Given the low technology of the platform and the relatively light weight  HLFT 42 /Orpheus would probably cost about half to one third that of the Tejas LIFT. but with a comparable /F 16D block 30/50 standard of equipment.

Note 1

In 1976 the SAAB Viggen was one of the contenders for the DPSA. The Viggen never made it because one of the objections was the RM 8 engine was of US origin and was embargoed by the US . This despite the fact the Swedish engineers at Volvo Flygmotor had started with a civilian JT8D engine used on the Boeing 737, added an A/B, tinkered with the compressor stages and had done 4000 hours of testing in 4 years and cleared it by 1971. Later when the JA 37 needed more thrust they increased the  fan stage by 1, reduced the compressor stage by one and redesigned many of the hot parts of the engine. The point of my Litany about how much effort the Swedes put in  is that in spite of substantial re-design/contribution SAAB/VOLVO did not have “sovereignty” over the engine.

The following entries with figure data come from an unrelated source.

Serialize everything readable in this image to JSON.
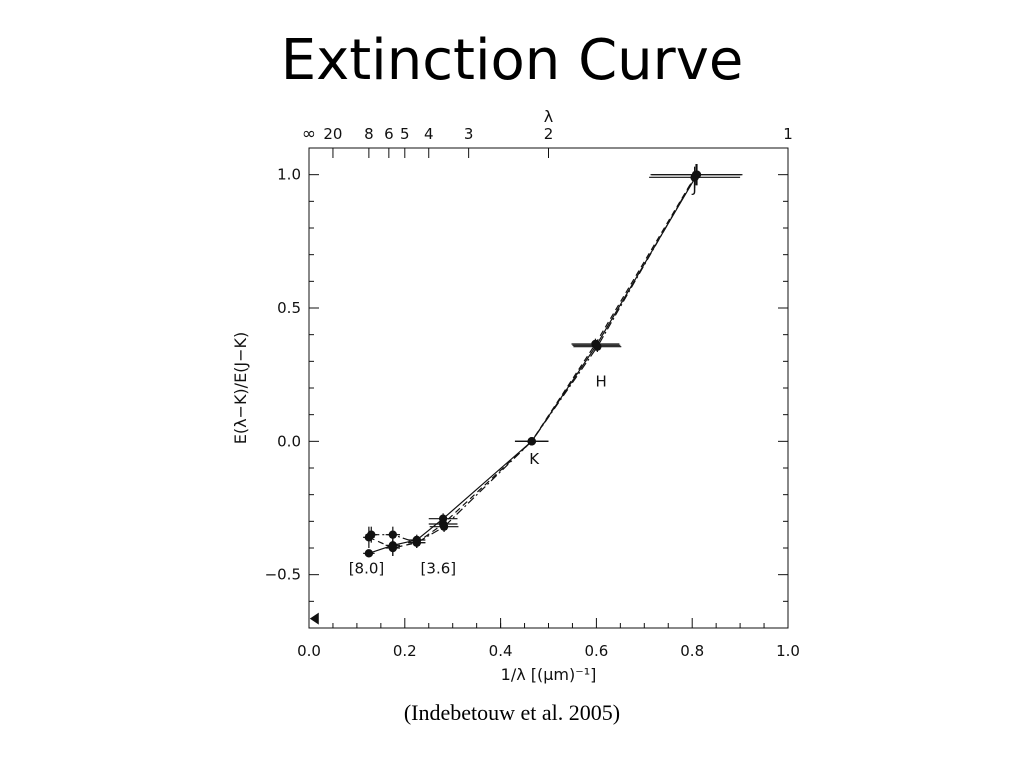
{
  "slide": {
    "title": "Extinction Curve",
    "citation": "(Indebetouw et al. 2005)"
  },
  "chart_data": {
    "type": "line",
    "title": "",
    "xlabel": "1/λ [(μm)⁻¹]",
    "ylabel": "E(λ−K)/E(J−K)",
    "top_axis_label": "λ",
    "xlim": [
      0.0,
      1.0
    ],
    "ylim": [
      -0.7,
      1.1
    ],
    "x_ticks": [
      0.0,
      0.2,
      0.4,
      0.6,
      0.8,
      1.0
    ],
    "x_tick_labels": [
      "0.0",
      "0.2",
      "0.4",
      "0.6",
      "0.8",
      "1.0"
    ],
    "y_ticks": [
      -0.5,
      0.0,
      0.5,
      1.0
    ],
    "y_tick_labels": [
      "−0.5",
      "0.0",
      "0.5",
      "1.0"
    ],
    "top_ticks": [
      {
        "label": "∞",
        "inv": 0.0
      },
      {
        "label": "20",
        "inv": 0.05
      },
      {
        "label": "8",
        "inv": 0.125
      },
      {
        "label": "6",
        "inv": 0.1667
      },
      {
        "label": "5",
        "inv": 0.2
      },
      {
        "label": "4",
        "inv": 0.25
      },
      {
        "label": "3",
        "inv": 0.3333
      },
      {
        "label": "2",
        "inv": 0.5
      },
      {
        "label": "1",
        "inv": 1.0
      }
    ],
    "grid": false,
    "series": [
      {
        "style": "solid",
        "points": [
          [
            0.125,
            -0.42
          ],
          [
            0.175,
            -0.39
          ],
          [
            0.225,
            -0.37
          ],
          [
            0.28,
            -0.29
          ],
          [
            0.465,
            0.0
          ],
          [
            0.6,
            0.36
          ],
          [
            0.81,
            1.0
          ]
        ],
        "xerr": [
          0.012,
          0.015,
          0.018,
          0.03,
          0.035,
          0.05,
          0.095
        ],
        "yerr": [
          0.0,
          0.04,
          0.02,
          0.02,
          0.0,
          0.02,
          0.04
        ]
      },
      {
        "style": "dashed",
        "points": [
          [
            0.125,
            -0.36
          ],
          [
            0.175,
            -0.4
          ],
          [
            0.225,
            -0.38
          ],
          [
            0.28,
            -0.31
          ],
          [
            0.465,
            0.0
          ],
          [
            0.598,
            0.365
          ],
          [
            0.808,
            1.0
          ]
        ],
        "xerr": [
          0.012,
          0.015,
          0.018,
          0.03,
          0.035,
          0.05,
          0.095
        ],
        "yerr": [
          0.04,
          0.03,
          0.02,
          0.02,
          0.0,
          0.02,
          0.04
        ]
      },
      {
        "style": "dashdot",
        "points": [
          [
            0.13,
            -0.35
          ],
          [
            0.175,
            -0.35
          ],
          [
            0.225,
            -0.38
          ],
          [
            0.282,
            -0.32
          ],
          [
            0.465,
            0.0
          ],
          [
            0.602,
            0.355
          ],
          [
            0.805,
            0.99
          ]
        ],
        "xerr": [
          0.012,
          0.015,
          0.018,
          0.03,
          0.035,
          0.05,
          0.095
        ],
        "yerr": [
          0.03,
          0.03,
          0.02,
          0.02,
          0.0,
          0.02,
          0.04
        ]
      }
    ],
    "annotations": [
      {
        "text": "J",
        "x": 0.805,
        "y": 0.935
      },
      {
        "text": "H",
        "x": 0.61,
        "y": 0.205
      },
      {
        "text": "K",
        "x": 0.47,
        "y": -0.085
      },
      {
        "text": "[8.0]",
        "x": 0.12,
        "y": -0.495
      },
      {
        "text": "[3.6]",
        "x": 0.27,
        "y": -0.495
      }
    ],
    "markers": [
      {
        "shape": "triangle-left",
        "x": 0.01,
        "y": -0.665
      }
    ]
  }
}
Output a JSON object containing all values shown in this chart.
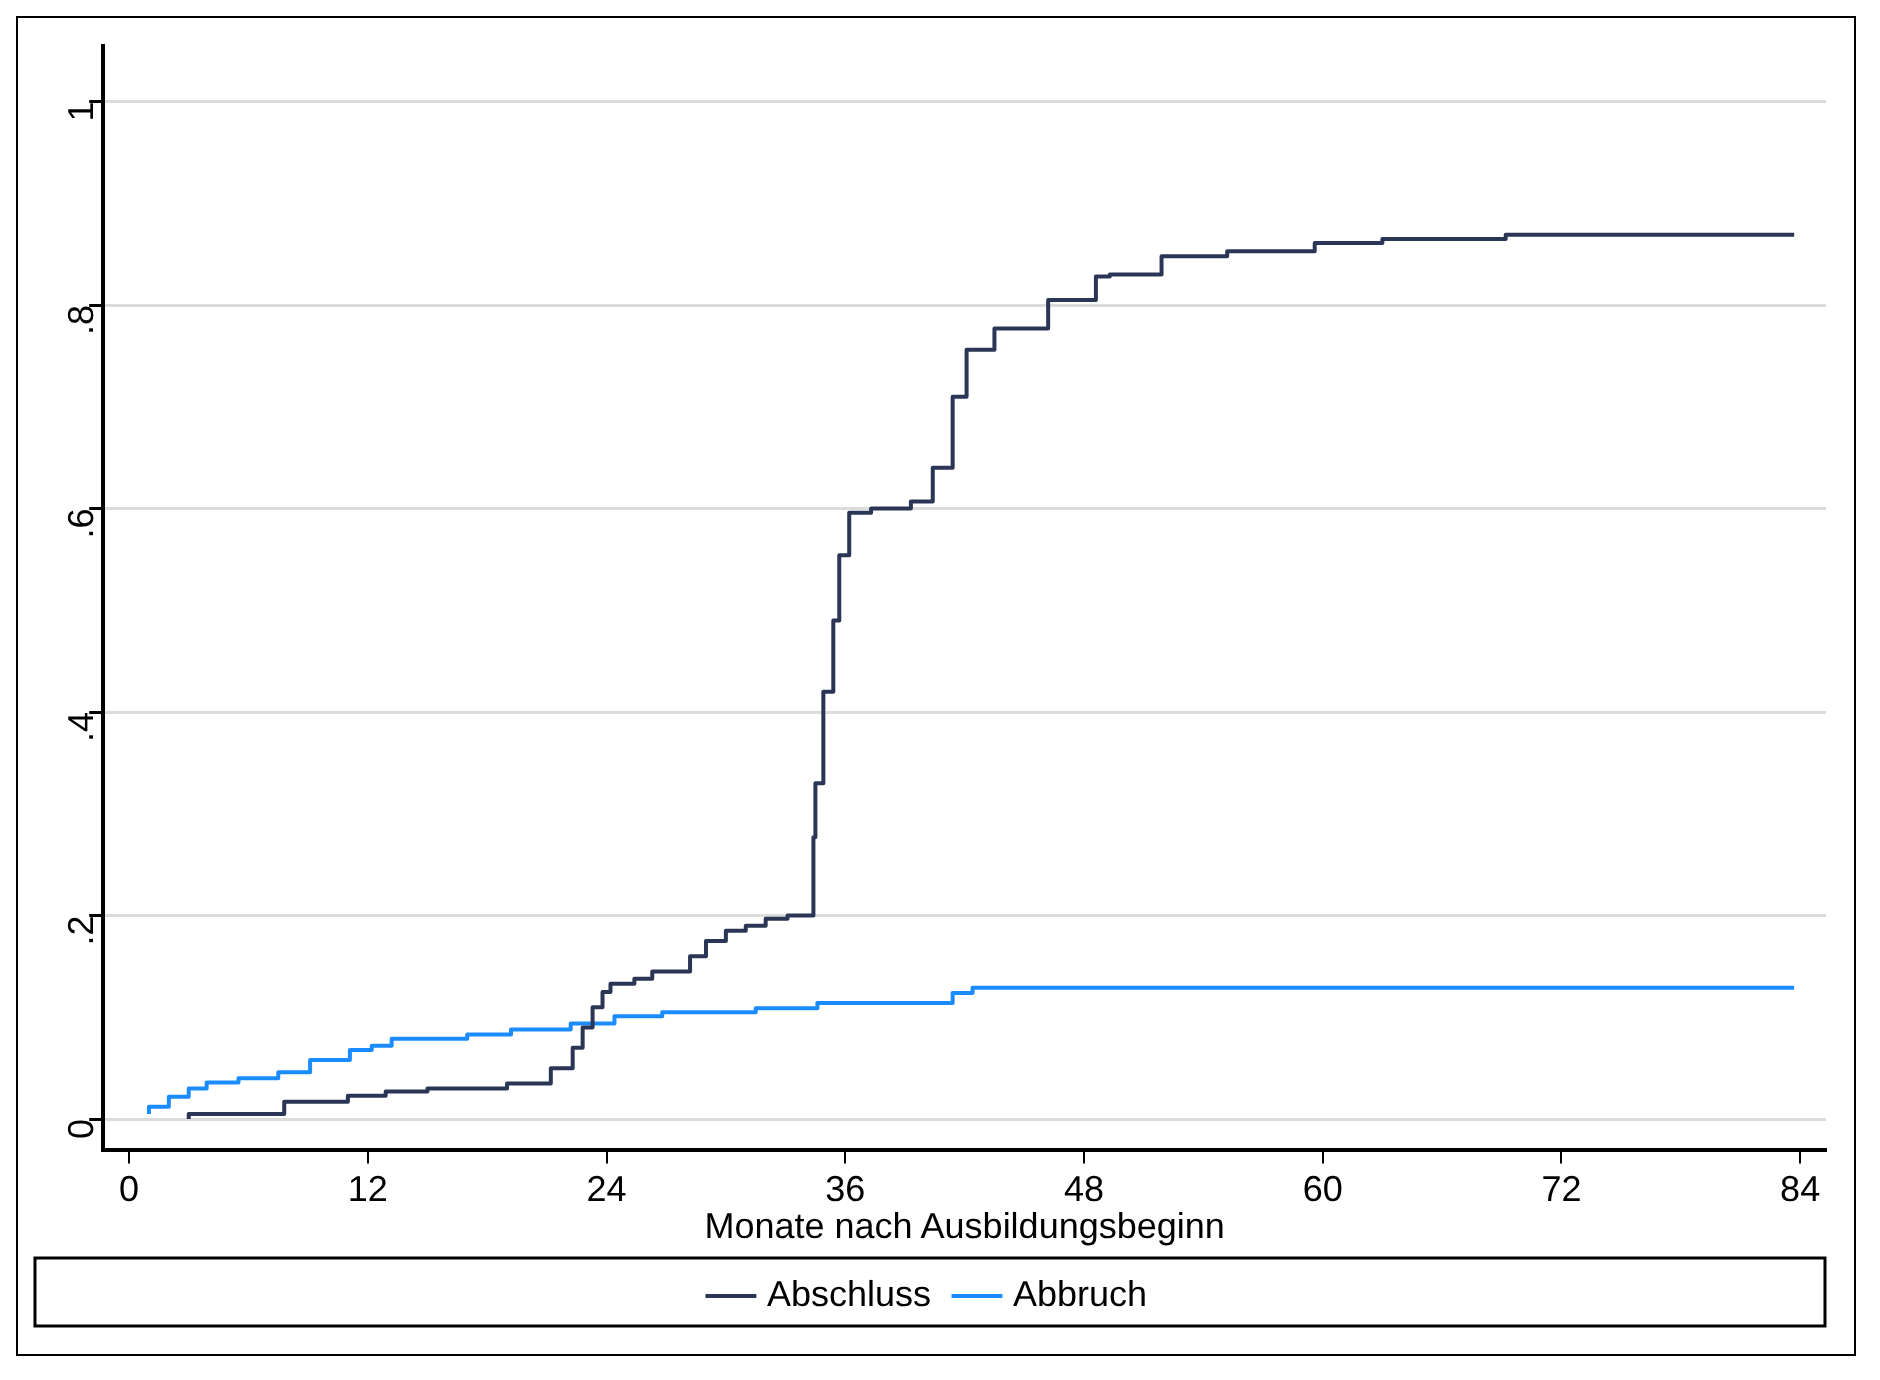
{
  "chart_data": {
    "type": "step",
    "xlabel": "Monate nach Ausbildungsbeginn",
    "xlim": [
      -1.3,
      85.3
    ],
    "xticks": [
      0,
      12,
      24,
      36,
      48,
      60,
      72,
      84
    ],
    "ylim": [
      -0.03,
      1.055
    ],
    "yticks": [
      0,
      {
        "value": 0.2,
        "label": ".2"
      },
      {
        "value": 0.4,
        "label": ".4"
      },
      {
        "value": 0.6,
        "label": ".6"
      },
      {
        "value": 0.8,
        "label": ".8"
      },
      1
    ],
    "grid": "y",
    "legend": "bottom",
    "marker": "none",
    "line_style": "solid",
    "series": [
      {
        "name": "Abschluss",
        "color": "#2b3656",
        "x": [
          3,
          7.8,
          11,
          12.9,
          15,
          19,
          21.2,
          22.3,
          22.8,
          23.3,
          23.8,
          24.2,
          25.4,
          26.3,
          28.2,
          29,
          30,
          31,
          32,
          33.1,
          34.4,
          34.5,
          34.9,
          35.4,
          35.7,
          36.2,
          37.3,
          39.3,
          40.4,
          41.4,
          42.1,
          43.5,
          46.2,
          48.6,
          49.3,
          51.9,
          55.2,
          59.6,
          63,
          69.2,
          77.9,
          83.7
        ],
        "values": [
          0,
          0.005,
          0.017,
          0.023,
          0.027,
          0.03,
          0.035,
          0.05,
          0.07,
          0.09,
          0.11,
          0.125,
          0.133,
          0.138,
          0.145,
          0.16,
          0.175,
          0.185,
          0.19,
          0.197,
          0.2,
          0.277,
          0.33,
          0.42,
          0.49,
          0.554,
          0.596,
          0.6,
          0.607,
          0.64,
          0.71,
          0.756,
          0.777,
          0.805,
          0.828,
          0.83,
          0.848,
          0.853,
          0.861,
          0.865,
          0.869,
          0.869
        ]
      },
      {
        "name": "Abbruch",
        "color": "#1a8cff",
        "x": [
          1,
          2,
          3,
          3.9,
          5.5,
          7.5,
          9.1,
          11.1,
          12.2,
          13.2,
          17,
          19.2,
          22.2,
          24.4,
          26.8,
          31.5,
          34.6,
          41.4,
          42.4,
          52.6,
          83.7
        ],
        "values": [
          0.005,
          0.012,
          0.022,
          0.03,
          0.036,
          0.04,
          0.046,
          0.058,
          0.068,
          0.072,
          0.079,
          0.083,
          0.088,
          0.094,
          0.101,
          0.105,
          0.109,
          0.114,
          0.124,
          0.129,
          0.129
        ]
      }
    ]
  }
}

This an illustration of getting the politics right and a small flag about not getting too excited about the F 414. Oh, we will get to use all the F 414 we need but any visions about sweeping 3^rd world markets with F 414 powered Tejas Mk2 or AMCA is a large assumption because Boeing would like to sell the T 7. 

Note 2

I am narrating this as an illustration of the possibilities of applying the “heat leakage” approach in improving the performance in heat engines. A mass-produced diesel engine which was rated at 25 hp would produce no better than about 22.3 HP. The design/technical experts in the design office would swear that only by producing every component 100% to drawing would the engine produce the designed power. This was of course a ploy because everyone knew that the Works could never do that so the Design Office went about as wronged geniuses -victims of the cruel Works who butchered their masterpieces. This ploy is or at least was in the License Permit Raj quite common- even in the Private sector.

When the problem came to me I studied the problem from the angle of “heat leakage” and “breathing” and made small changes to the cylinder head and two of its dimensions, checked some dimensions and surfaces and after ensuring careful planned assembly the engine gave 24.5 HP DIN . an increase of almost 10%.  For the curious the other 0.5 HP was recovered by designing the internal aerodynamics of the oil bath air cleaner.

Turbo machinery I later found are even more sensitive to fit finish tolerance. Going by the work culture it is almost certain that in India engines whether production or experimental is assembled it is assembled to “within tolerance” by technicians rather than by a planned exercise under the direct shop floor presence of the Chief designer to work to limits to get higher outputs. We will be in for a pleasant surprise when this is done.